As for those fortune hunters the author does include in her book, she omits most of the more compelling anecdotes about them. Anyone who was in New York during some of these ladies' heydays will find it difficult to understand how Hays could neglect to reference the details of the notorious party which caused the Steinbergs to retire from polite society, or how she could give only one example of Mrs. Gutfreund's hilarious social gaffes.
As the expression goes, the omissions also are glaring. Pat Kluge is cited only in a single aside. The marriages of Mort Zuckerman and Henry Kravis and all of the later Mrs. Perelmans are not mentioned at all, nor is Brooke Astor. Denise Minelli Hale was so laser-focused on the man that she succeeded in wedding that her step-daughter wrote an entire book about their marriage; shouldn't Hays have included the last Mrs. Hale in her summation?

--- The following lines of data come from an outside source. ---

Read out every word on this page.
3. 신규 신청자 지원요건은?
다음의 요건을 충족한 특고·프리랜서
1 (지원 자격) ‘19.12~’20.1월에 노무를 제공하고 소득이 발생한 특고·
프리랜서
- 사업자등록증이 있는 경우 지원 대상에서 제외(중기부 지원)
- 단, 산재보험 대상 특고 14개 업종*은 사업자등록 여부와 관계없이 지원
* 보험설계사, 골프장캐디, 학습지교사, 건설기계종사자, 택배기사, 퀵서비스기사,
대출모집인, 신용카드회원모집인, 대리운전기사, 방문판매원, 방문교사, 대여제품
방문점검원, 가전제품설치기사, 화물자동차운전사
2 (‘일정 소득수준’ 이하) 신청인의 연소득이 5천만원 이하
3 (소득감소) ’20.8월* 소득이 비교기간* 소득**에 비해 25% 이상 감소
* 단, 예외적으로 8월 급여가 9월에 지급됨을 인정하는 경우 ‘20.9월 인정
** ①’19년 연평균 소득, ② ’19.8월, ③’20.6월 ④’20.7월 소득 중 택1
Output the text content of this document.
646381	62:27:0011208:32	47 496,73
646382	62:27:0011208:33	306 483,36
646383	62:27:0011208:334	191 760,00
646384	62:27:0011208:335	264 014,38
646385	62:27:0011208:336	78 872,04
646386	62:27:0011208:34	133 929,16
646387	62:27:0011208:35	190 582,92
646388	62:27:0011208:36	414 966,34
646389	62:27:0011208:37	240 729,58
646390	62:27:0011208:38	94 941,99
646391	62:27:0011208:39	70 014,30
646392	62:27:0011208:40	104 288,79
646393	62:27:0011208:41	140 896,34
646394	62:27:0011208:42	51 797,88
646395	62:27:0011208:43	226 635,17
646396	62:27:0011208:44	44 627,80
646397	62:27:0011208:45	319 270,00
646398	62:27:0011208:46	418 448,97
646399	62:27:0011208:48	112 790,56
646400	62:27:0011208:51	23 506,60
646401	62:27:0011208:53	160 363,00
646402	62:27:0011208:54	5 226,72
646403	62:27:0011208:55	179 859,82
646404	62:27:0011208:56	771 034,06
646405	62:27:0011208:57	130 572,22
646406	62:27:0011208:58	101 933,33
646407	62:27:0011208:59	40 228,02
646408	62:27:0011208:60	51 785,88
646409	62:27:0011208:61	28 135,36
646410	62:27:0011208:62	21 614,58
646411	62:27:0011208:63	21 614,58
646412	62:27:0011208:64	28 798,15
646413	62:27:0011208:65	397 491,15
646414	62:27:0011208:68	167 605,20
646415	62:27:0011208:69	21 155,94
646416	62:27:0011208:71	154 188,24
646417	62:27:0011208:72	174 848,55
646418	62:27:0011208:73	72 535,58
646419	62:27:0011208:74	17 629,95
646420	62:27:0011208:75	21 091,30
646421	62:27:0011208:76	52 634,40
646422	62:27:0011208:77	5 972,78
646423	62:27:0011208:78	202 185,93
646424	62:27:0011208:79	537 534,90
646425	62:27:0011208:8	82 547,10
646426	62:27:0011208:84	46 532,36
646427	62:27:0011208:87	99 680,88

THE FORTUNE HUNTERS is fascinating in concept, but the book is so short and so sloppy that it cheats its readers.
0 of 0 people found the following review helpful.
... written about are not famous this was still a pretty good read
By dolores plumlee
Even though half of the women written about are not famous this was still a pretty good read.
0 of 0 people found the following review helpful.
Four Stars
By sonya perler
money - the root of all evil but some people have to have it.